Rox Anderson, MD
Read BioR. Rox Anderson MD graduated from MIT, then received his MD degree magna cum laude from the joint MIT-Harvard medical program, Health Sciences and Technology. After completing residency in dermatology at Harvard and an NIH research fellowship, he joined the Harvard Medical School faculty. Professor Anderson is the inaugural Lancer Endowed Chair in Dermatology at Massachusetts General Hospital (MGH), and an adjunct faculty member of MIT. He is Director of the Wellman Center for Photomedicine, a prolific Thematic Research Center at MGH that encompasses all biomedical aspects of light. Wellman Center is the birthplace of many innovations widely used around the world, and the largest center in its field, with a pipeline of new capabilities.
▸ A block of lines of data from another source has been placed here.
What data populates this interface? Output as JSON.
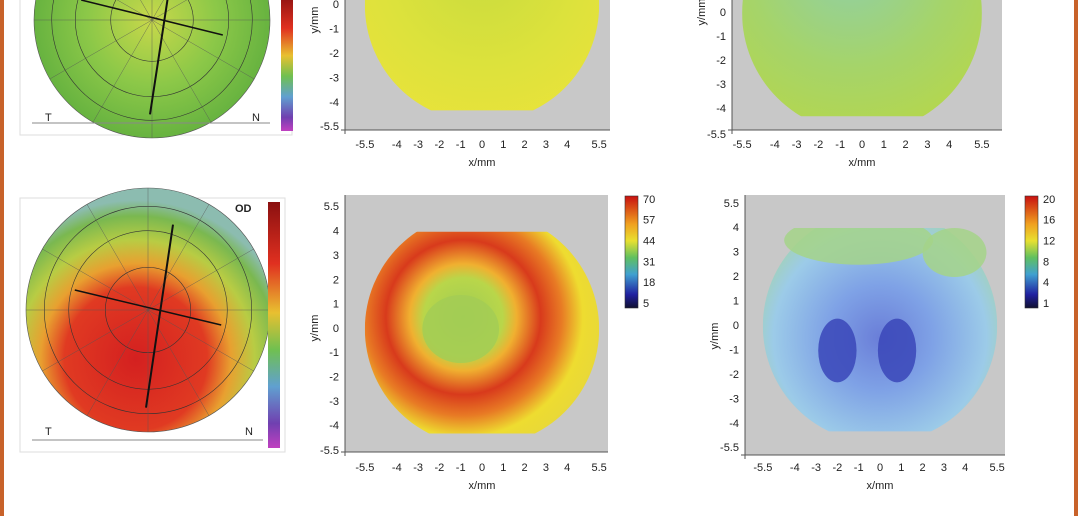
{
  "panels": {
    "top_left": {
      "left": "T",
      "right": "N"
    },
    "top_middle": {
      "x_label": "x/mm",
      "y_label": "y/mm",
      "x_ticks": [
        "-5.5",
        "-4",
        "-3",
        "-2",
        "-1",
        "0",
        "1",
        "2",
        "3",
        "4",
        "5.5"
      ],
      "y_ticks": [
        "0",
        "-1",
        "-2",
        "-3",
        "-4",
        "-5.5"
      ]
    },
    "top_right": {
      "x_label": "x/mm",
      "y_label": "y/mm",
      "x_ticks": [
        "-5.5",
        "-4",
        "-3",
        "-2",
        "-1",
        "0",
        "1",
        "2",
        "3",
        "4",
        "5.5"
      ],
      "y_ticks": [
        "0",
        "-1",
        "-2",
        "-3",
        "-4",
        "-5.5"
      ]
    },
    "bottom_left": {
      "eye": "OD",
      "left": "T",
      "right": "N"
    },
    "bottom_middle": {
      "x_label": "x/mm",
      "y_label": "y/mm",
      "x_ticks": [
        "-5.5",
        "-4",
        "-3",
        "-2",
        "-1",
        "0",
        "1",
        "2",
        "3",
        "4",
        "5.5"
      ],
      "y_ticks": [
        "5.5",
        "4",
        "3",
        "2",
        "1",
        "0",
        "-1",
        "-2",
        "-3",
        "-4",
        "-5.5"
      ],
      "colorbar": [
        "70",
        "57",
        "44",
        "31",
        "18",
        "5"
      ]
    },
    "bottom_right": {
      "x_label": "x/mm",
      "y_label": "y/mm",
      "x_ticks": [
        "-5.5",
        "-4",
        "-3",
        "-2",
        "-1",
        "0",
        "1",
        "2",
        "3",
        "4",
        "5.5"
      ],
      "y_ticks": [
        "5.5",
        "4",
        "3",
        "2",
        "1",
        "0",
        "-1",
        "-2",
        "-3",
        "-4",
        "-5.5"
      ],
      "colorbar": [
        "20",
        "16",
        "12",
        "8",
        "4",
        "1"
      ]
    }
  }
}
Dr. Anderson conceived and developed many of the non-scarring laser treatments for medical care. In dermatology, these include treatments for birthmarks, vascular and pigmented lesions, scars, aging skin, tattoos, permanent hair removal, acne and more. He also contributed to treatments for vocal cords, kidney stones, glaucoma, heart disease, photodynamic therapy for cancer and acne, and optical diagnostics including the first confocal microscope for human use. Dr. Anderson's research has advanced the basic knowledge of human skin photobiology, drug photosensitization mechanisms, tissue optics, and laser-tissue interactions. He has authored over 300 scientific papers or books. He is an inventor on more than 80 issued patents. Dr. Anderson has received many awards for his research contributions, teaching, leadership and impact in medicine. He was recently inducted into the US Patent Office’s Hall of Fame. His laboratory invented and developed cryolipolysis, a treatment using cold to induce permanent, selective loss of fat, and currently the leading source of royalty revenues at MGH. In addition to research, he practices dermatology at MGH and teaches at Harvard and MIT. Active research includes diagnostic tissue imaging and spectroscopy, mechanisms of selective tissue interactions with physical agents, cutaneous treatment of neurofibromatosis, mechanisms underlying photobiomodulation, and novel therapy for skin and eye disorders.
Laser Surgery
Light can pass harmlessly through live tissues, producing selective changes exactly at the sites of light absorption. Using pulses of light at wavelengths that are selectively absorbed in targets (blood vessels, pigmented skin cells, hair follicles, sweat glands, etc), light can selectively destroy these microscopic targets. A host of useful laser treatments have come from our work. Motivated initially to treat vascular birthmarks without scarring in children, we developed the concept of selective photothermolysis (SP). This is now the standard of care. We subsequently developed other lasers for tattoo removal, treatment of pigmented lesions, and permanent hair removal. Recently, the concept of treatments using arrays of microbeams was developed, called fractional photothermoloysis. Presently, we are developing laser targeting of other skin structures such as sebaceous glands, sweat glands, and fat. The research involves physical and biological mechanisms, laser technology modifications, novel light delivery devices, as well as preclinical animal and human studies.
Photodynamic Therapy
Photodynamic therapy (PDT) uses light-activated dyes or drugs to treat cancer, pre-cancer, abnormal blood vessels, inflammation, and other targets. For example, we discovered that PDT can potently inhibit the most common skin disease, acne, by affecting sebaceous glands. Using local and systemic photosensitizers, we are studying new therapies for vascular lesions, skin cancer and acne.
In-Vivo Microscopy
Another initiative is to find less-invasive, effective ways to localize skin cancers as a guide to therapy. The first infrared confocal laser-scanning microscope was invented and developed at Wellman, which creates “living biopsy” images. New approaches for imaging skin cancer are also being developed using polarized light fluorescence and scattered light imaging.